The 3rd Ordinary Meeting of the 165th Session of the Literific took place on the 17th of October in the Senate Room and was attended by 49 members. It was in conjunction with IDEA who were basically paying us to have a debate we would have probably done for free anyway. It was recorded by Queen’s Radio, which I’ve listened to and would like to apologise for you having to listen to my voice right now. Like sorry. For shiz.
Congratulations were sent to the now Dr Stephen Goss in Private Member’s Business, which lost some its value when President Kydd referred to him as Mr Goss. Well done.
A vote was taken before the debate because IDEA are weird, there were 2 abstentions, 8 people for and 34 against…which no, does not add up to 49. Darn you extra abstentions.
The motion was This House Would Ban All Forms of Animal Testing.
Mr James McAlister opened for the proposition. He explained that equality shouldn’t be reserved for humans. He questioned why it is acceptable to test on animals that are aware and intelligent and can feel pain, that taking these factors into account it would be more appropriate to test on an orphan with brain damage.
Mr Robert Bentall spoke first for the opposition. He claimed that testing on animals is a necessity and that the animals involved are not in pain. He compared the testing of animals to the castration and domestication of them. He concluded that it may sound bad, but that he valued human life more than animal life.
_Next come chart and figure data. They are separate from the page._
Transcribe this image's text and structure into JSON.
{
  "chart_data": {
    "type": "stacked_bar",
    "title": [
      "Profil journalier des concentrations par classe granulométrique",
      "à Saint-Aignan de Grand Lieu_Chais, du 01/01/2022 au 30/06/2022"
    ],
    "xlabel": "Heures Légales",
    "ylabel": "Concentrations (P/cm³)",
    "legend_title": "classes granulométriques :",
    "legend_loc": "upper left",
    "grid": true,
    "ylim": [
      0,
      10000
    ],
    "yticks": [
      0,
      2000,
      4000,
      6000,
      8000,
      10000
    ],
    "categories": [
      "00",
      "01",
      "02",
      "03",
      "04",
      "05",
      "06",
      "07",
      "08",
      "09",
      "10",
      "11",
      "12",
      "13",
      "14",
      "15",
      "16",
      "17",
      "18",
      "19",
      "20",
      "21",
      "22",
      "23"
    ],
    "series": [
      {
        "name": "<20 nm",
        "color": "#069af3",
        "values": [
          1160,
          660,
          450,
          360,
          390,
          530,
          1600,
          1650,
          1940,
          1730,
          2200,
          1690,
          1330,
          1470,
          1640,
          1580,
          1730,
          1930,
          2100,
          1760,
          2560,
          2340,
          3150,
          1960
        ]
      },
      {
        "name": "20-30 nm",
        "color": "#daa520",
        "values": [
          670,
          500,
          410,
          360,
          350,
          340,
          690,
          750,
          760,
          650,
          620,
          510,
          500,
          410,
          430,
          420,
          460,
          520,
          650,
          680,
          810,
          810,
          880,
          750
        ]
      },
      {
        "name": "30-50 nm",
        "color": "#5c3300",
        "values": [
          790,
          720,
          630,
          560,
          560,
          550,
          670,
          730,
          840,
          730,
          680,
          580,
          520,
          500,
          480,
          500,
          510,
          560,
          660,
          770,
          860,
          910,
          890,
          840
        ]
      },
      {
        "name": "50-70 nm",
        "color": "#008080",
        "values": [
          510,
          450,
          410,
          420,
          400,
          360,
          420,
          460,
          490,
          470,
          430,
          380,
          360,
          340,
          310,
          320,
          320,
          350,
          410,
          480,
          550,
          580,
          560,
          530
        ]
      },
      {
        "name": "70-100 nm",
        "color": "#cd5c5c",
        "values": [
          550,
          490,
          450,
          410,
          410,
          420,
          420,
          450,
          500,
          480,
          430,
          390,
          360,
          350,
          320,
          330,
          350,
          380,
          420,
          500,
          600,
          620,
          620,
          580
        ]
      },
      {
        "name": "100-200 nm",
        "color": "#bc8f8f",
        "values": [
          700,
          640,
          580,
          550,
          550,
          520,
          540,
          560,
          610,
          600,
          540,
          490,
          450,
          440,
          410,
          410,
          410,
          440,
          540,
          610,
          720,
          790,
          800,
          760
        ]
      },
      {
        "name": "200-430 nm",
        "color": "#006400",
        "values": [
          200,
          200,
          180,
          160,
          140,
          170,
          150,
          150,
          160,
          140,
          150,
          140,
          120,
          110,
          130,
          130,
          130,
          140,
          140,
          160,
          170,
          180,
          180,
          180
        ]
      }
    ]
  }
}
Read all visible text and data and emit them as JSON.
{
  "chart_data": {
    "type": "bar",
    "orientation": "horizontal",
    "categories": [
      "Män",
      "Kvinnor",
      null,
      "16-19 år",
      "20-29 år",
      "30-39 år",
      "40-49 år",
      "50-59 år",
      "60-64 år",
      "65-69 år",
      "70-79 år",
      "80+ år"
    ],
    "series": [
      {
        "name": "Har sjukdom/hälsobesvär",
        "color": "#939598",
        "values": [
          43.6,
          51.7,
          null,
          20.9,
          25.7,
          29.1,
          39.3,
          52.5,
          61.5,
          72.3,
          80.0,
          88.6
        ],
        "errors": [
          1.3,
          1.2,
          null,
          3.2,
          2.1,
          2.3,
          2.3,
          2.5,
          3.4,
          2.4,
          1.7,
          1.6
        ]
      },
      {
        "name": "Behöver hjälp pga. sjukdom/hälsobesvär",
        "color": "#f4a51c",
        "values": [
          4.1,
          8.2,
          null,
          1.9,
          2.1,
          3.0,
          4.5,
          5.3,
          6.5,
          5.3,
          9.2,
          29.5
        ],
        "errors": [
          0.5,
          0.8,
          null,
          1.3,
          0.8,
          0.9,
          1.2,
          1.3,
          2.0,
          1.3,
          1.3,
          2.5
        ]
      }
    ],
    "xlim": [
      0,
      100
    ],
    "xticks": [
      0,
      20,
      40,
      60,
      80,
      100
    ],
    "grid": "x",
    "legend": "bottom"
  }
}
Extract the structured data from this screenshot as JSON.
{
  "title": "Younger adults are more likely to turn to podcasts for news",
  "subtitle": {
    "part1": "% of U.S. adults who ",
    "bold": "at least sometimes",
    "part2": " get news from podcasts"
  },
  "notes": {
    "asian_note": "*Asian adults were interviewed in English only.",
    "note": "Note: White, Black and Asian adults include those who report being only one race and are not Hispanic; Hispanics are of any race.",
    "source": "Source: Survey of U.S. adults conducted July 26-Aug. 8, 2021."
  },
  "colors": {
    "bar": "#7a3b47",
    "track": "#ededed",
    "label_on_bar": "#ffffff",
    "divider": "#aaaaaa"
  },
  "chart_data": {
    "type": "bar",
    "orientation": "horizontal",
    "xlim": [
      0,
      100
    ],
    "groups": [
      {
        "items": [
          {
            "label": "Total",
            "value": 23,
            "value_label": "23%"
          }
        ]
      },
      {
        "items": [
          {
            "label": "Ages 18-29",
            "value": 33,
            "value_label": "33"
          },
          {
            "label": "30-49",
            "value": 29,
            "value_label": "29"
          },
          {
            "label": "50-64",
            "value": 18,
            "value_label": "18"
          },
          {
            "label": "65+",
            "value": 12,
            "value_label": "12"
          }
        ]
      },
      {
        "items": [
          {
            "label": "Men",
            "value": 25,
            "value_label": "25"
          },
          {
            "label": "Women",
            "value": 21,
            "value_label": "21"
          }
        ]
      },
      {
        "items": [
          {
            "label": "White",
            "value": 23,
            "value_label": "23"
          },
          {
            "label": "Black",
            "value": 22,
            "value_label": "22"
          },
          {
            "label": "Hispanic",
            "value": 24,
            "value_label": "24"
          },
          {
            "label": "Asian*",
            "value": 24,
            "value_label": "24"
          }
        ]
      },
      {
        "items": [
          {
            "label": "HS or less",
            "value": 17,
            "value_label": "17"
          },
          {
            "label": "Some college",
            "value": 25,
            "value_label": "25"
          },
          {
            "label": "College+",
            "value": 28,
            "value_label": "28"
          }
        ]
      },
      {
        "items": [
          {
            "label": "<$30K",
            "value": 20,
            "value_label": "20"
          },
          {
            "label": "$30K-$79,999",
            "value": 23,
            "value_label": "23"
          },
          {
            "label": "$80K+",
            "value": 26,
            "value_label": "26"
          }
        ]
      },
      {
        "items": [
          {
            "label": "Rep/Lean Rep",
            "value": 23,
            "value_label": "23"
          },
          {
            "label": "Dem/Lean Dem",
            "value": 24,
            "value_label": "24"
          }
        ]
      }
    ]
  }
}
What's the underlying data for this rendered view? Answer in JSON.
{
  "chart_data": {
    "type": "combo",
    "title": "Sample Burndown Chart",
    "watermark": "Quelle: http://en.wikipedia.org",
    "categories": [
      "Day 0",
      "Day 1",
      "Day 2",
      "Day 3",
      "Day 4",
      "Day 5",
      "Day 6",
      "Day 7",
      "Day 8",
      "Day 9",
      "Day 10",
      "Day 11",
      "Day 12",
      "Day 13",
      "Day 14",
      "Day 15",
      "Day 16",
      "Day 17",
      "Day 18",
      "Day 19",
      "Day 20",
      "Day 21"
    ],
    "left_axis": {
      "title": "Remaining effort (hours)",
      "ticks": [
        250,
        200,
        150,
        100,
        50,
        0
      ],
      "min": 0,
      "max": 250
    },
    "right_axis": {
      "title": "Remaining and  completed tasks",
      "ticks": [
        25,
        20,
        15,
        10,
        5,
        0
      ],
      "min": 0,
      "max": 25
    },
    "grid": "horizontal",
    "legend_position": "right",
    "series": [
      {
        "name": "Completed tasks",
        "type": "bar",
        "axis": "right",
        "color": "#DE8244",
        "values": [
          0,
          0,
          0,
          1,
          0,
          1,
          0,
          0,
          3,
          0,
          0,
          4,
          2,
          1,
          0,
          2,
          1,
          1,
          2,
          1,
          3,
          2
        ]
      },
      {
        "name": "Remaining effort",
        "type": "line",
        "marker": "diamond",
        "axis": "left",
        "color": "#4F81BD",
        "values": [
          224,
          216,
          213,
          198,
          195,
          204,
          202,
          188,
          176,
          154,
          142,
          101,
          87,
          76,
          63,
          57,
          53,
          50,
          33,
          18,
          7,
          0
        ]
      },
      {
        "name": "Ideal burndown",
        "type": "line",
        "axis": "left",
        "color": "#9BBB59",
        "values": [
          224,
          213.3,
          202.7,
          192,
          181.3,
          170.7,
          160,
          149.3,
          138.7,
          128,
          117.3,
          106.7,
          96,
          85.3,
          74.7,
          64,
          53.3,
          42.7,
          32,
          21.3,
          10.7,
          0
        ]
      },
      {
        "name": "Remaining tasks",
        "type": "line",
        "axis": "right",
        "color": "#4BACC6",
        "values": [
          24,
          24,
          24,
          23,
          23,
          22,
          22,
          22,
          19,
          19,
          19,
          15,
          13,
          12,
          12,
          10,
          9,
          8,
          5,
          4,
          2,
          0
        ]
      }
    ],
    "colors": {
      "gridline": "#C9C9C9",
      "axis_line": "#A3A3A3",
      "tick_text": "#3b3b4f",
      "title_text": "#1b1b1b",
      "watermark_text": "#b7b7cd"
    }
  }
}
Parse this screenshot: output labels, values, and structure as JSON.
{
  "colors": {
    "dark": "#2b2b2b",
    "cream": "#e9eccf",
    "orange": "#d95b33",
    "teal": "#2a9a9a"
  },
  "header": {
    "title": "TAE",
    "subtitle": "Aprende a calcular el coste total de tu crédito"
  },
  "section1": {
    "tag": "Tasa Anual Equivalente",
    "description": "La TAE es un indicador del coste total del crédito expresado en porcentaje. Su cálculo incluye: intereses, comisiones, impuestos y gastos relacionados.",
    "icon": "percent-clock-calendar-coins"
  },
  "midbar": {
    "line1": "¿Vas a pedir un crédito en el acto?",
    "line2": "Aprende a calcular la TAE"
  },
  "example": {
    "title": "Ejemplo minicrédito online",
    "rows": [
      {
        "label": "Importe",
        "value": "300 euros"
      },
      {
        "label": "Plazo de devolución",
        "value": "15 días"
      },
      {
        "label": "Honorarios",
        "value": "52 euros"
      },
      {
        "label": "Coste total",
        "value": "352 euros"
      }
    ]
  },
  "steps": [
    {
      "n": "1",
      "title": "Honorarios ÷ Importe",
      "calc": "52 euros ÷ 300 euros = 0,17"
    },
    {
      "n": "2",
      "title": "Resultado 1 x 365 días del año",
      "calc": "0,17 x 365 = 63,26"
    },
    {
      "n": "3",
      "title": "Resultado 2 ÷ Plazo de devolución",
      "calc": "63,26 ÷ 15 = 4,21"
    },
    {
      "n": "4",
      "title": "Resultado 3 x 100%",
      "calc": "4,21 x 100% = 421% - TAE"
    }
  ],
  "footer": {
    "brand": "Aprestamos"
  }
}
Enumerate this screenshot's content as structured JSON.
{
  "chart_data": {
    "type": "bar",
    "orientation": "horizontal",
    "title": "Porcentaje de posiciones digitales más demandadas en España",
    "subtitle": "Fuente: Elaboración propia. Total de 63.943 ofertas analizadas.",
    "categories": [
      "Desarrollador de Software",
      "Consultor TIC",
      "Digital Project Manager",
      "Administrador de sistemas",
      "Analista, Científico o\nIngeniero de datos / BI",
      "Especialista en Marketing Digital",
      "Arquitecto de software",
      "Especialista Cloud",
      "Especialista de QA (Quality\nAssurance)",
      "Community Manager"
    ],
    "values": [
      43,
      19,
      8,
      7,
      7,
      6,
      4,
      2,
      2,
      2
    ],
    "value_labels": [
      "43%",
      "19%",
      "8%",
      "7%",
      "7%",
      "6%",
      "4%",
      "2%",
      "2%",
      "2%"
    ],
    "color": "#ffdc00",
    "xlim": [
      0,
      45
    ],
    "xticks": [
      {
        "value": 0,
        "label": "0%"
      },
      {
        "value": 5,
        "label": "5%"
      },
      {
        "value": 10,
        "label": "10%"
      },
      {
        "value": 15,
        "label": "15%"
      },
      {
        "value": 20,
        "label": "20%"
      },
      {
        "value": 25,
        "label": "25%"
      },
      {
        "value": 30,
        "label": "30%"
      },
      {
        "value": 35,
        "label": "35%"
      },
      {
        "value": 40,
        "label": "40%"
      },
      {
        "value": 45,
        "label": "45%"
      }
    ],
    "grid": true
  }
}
Mr Jonathan Irwan continued for the proposition. He explained that we should be protecting animals, that we have the choice to not make them suffer. He told the House that the majority of animal testing doesn’t lead to medical advances and that it is cruel to inject them with diseases.
Mr Brendan Kelters questioned the logic of the proposition. He mentioned the good that has come from animal research and that to completely ban it would mean giving up all these advances. He supported the banning of animal testing for frivolous things but that ethically it is needed for medical research.
Mr Joshua Wilburn, speaking for the proposition, told the House that animals have the right not to suffer, that there is no reason to believe their experience of pain is less. He explained how much an animal would suffer as they would not be able to rationalise their situation and would only see never ending pain. He compared animals to orphaned newborns and asked whether we should raid orphanages.
Mr Nick Millington ended the debate. He admitted that animal testing is not the best model but that there is currently no alternative as science has not yet advanced enough. The current ‘alternatives’ would be inaccurate and tedious, not giving any kind of useful results. He told the House that if we were to ban animal research there would be many horrible deaths and that we would be defenceless.
The debate then went to the floor. The opposition had it pretty easy. Questions were heard from Ms Fleming, Mr Cantley, Ms Gibson, Ms Andrade Rocha, Ms Stratful, Mr McNally, Mr Thompson and Ms Philpot. Most awkward question was ‘why not eat the brain damaged orphans’. Love it.
Another vote was taken, there were 3 abstentions, 8 ayes and the motion was defeated with 36 nayes, which again doesn’t add up to 49 but okay.
Mr Kydd then said a bad word and fined him. He deserved it.